REUTERS | Fabrizio Bensch

“Know all men by these presents…”

We recently reviewed a bond/guarantee which started with the wording above and continued in the “archaic” form that was widely criticised in the Trafalgar House case in the mid-90s.

In that case, Lord Jauncey commented that he found:

“great difficulty in understanding the desire of commercial men to embody so simple an obligation in a document which is quite unnecessarily lengthy, which obfuscates its true purpose and which is likely to give rise to unnecessary arguments and litigation as to its meaning”.

It is almost unbelievable that, nearly 15 years later, these forms continue to persist in the market.

The key problem with a security instrument provided in this form, as outlined by the House of Lords in 1995, is that its true purpose and meaning is unclear. It contains language indicative of an on-demand instrument (for example, payment on first written demand without proof of fault) but also includes the “saving” wording which is only relevant to guarantees (whereby the guarantor is not released from its obligations under the guarantee if the underlying contract is varied or if there is any indulgence, forbearance or forgiveness given by the beneficiary to its contractual counterparty).

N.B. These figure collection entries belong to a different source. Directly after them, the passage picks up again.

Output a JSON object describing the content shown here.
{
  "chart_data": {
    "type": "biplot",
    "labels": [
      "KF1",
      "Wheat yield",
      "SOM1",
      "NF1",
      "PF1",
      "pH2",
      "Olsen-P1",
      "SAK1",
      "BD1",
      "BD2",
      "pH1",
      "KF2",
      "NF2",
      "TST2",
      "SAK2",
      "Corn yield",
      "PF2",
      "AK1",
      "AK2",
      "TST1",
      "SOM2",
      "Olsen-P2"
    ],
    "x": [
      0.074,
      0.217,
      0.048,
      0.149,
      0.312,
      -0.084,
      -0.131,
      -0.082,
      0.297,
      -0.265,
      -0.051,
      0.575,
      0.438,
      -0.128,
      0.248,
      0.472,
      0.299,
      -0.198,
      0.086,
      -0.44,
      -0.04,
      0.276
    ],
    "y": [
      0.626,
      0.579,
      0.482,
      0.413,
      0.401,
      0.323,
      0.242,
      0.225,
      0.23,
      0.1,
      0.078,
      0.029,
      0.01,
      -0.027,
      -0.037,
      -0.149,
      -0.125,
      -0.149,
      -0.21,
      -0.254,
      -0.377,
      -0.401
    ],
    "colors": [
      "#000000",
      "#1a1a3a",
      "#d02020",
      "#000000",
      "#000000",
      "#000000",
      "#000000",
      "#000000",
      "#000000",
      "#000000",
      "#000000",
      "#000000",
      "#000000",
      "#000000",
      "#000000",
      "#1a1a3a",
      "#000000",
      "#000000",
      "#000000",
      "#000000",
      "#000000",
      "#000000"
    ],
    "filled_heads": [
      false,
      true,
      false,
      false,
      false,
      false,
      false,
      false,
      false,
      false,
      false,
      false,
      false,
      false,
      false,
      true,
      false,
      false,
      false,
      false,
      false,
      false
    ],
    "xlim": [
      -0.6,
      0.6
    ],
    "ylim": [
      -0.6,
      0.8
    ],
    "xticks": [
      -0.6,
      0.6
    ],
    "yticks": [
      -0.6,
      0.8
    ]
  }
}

Even where an on-demand security instrument is relatively clearly drafted, in our experience, it often contains a provision setting out a long list of matters which would not discharge a guarantor’s obligations under a guarantee. This is often regarded as a belt and braces approach, just in case a court construes the document as a guarantee rather than an on-demand bond. However, as the recent case of IIG Capital Llc v Van Der Merwe & Anr made clear, this type of provision can, in practice, result in the “on-demand” instrument being construed as a secondary security instrument precisely because a provision of this type is not required in an on-demand instrument.

The problem is not helped by the fact that the terms “bond” and “guarantee” are often used interchangeably. It is not unusual for the terms bond, performance bond, on-demand bond and demand guarantee to be used to describe the same security instrument.

Terminology aside, ultimately what is important is that the parties to a contract understand precisely the nature of any security that is provided and any limitations on that security. This has never been more crucial than in the current economic climate, when more calls than ever are being made on bonds and guarantees.

2 thoughts on ““Know all men by these presents…”

  1. Does this relate to the quaint custom that a man is supposed to keep his word and thus a breach or failure is something that could and should be widely publicised to warn everyone else of his having broken his word?

    In a small and close knit trading community the ramifications would be quick and the publicity would be likely to make others wary of doing business. An archaic credit reference agency?

    Perhaps the words instead of being abandoned should be replaced by a warning phrase such as:-

    “Any failure to perform or breach of this contract will be advertised and disseminated wherever and by whatever means the Bondholder thinks fit and filed on a public register.”

  2. Its actually a VERY convenient way to QUICKLY lead into a simple substantive agreement or a resolution, without page after page of pointless recitals stating the obvious, which I frequently encounter. Start with 6 words, insert the substantive agreement language; a signature block, and you’re done.

    “Know all men by these presents, that John Smith hereby agrees to . . .”

    or,

    “Know all men by these presents that the Board hereby resolves to . . .”

    How can it get any simpler than that?!

    Sometimes the old ways are the best ways.